De huid is het grootste orgaan van het lichaam en vormt een barrière tegen bacteriën. Het fungeert ook als een communicatiesysteem met de omgeving. De huid van je baby is anders dan die van een volwassene. De huid van een voldragen pasgeboren baby is veel dunner en kwetsbaarder dan die van een volwassene. Pas drie weken na de geboorte is de huid van een voldragen baby volledig ontwikkeld. De premature baby heeft een tekort aan vet, omdat vet juist opbouwt in het laatste trimester van de zwangerschap. De huid van een premature baby is anders dan die van een voldragen baby; het is fijner, met een intense rode kleur en met een geleiachtig uiterlijk.

Alle pasgeborenen krijgen te maken met de volgende situaties:

  • Een ineffectieve beschermende barrière. Dit verhoogt het risico op infectie.
  • Een verandering van de doorlaatbaarheid van de huid. Dit leidt tot waterverlies en maakt temperatuurregeling nog moeilijker.
  • Grotere opname van externe stoffen.
  • Risico op letsel door het gebruik van kleefmateriaal en apparaten en manipulaties die gebruikt worden bij de algemene zorg of bij invasieve behandelingen.
  • Ontwikkeling van decubitus.
  • Gevoel van pijn.

Onze zorg richt zich op het voorkomen van verwondingen aan de huid, het waarborgen van de intacte huid en het genezen van eventuele wonden.

Preventie van wonden

Preventie is de meest effectieve manier om verwondingen aan de huid te voorkomen. Dit houdt in dat uw baby gedetailleerd wordt onderzocht, rekening houdend met zijn gevoeligheid voor het ontwikkelen van verwondingen. Een deel van deze zorg is gericht op het verhelpen en verminderen van de oorzaken die druk, trekken of wrijving van de huid veroorzaken.

Het is essentieel om:

  • Apparaten op de juiste manier te gebruiken en ze correct te plaatsen
  • Elk apparaat dat de huid van uw baby aanraakt regelmatig te draaien
  • Indien nodig gebruik te maken van gel-drukontlastingsapparaten
  • De houding van uw baby regelmatig te veranderen (elke 4 uur)
  • Indien het niet mogelijk is om de gehele houding te veranderen, alleen de positie van het hoofd en de drukpunten te veranderen
  • De huid van uw baby bij elke beweging te beoordelen
Stappen in de wondverzorging

Inhalatie medicatie

Inhalatiemedicatie wordt gebruikt om medicatie rechtstreeks in de luchtwegen toe te dienen. De apparaten die gebruikt worden voor het toedienen van aerosolen worden inhalatoren genoemd. De apparaten die vloeibare deeltjes bevatten, worden vernevelaars genoemd. Beide systemen kunnen, ongeacht welke ademhalingsondersteuning uw baby nodig heeft, worden gebruikt. De meest gebruikte inhalatiemedicatie zijn luchtwegverwijders.

Inhalatietechniek

De verpleegkundige beoordeelt of de inhalatiemedicatie toegediend kan worden. Het inhaleren van medicatie is effectiever op het moment dat uw kind rustig is tijdens het inhaleren.
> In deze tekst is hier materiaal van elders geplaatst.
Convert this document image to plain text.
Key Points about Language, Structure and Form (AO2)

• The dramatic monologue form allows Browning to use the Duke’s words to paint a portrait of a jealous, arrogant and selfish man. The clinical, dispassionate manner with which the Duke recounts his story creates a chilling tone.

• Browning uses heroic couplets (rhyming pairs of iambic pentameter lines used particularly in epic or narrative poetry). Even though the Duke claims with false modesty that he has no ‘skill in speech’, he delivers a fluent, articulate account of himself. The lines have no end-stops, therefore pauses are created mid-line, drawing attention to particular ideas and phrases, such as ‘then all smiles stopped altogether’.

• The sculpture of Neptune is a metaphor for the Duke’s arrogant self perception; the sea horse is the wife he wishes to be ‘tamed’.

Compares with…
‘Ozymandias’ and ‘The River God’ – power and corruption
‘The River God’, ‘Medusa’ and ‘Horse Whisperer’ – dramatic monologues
Medicatie toedienen met een inhalator:
  • Schud de inhalator
  • Druk één of twee keer op het medicijn en controleer of de voorzetkamer gevuld is met deeltjes.
  • Als het gezichtsmasker wordt gebruikt, moet het alleen de mond en neus van uw baby te bedekken, niet andere delen van het gezicht.
  • Als u een neusbril heeft, is het raadzaam deze op te houden.
  • Als de inhalator in een mechanisch ventilatiesysteem moet worden ingebracht, wordt deze zo dicht mogelijk bij de luchtinlaat aangesloten.
  • Druk één keer en wacht 20 seconden of 6 ademhalingen voordat u de volgende dosering uitvoert
  • Haal de inhalator uit de voorzetkamer en berg deze op.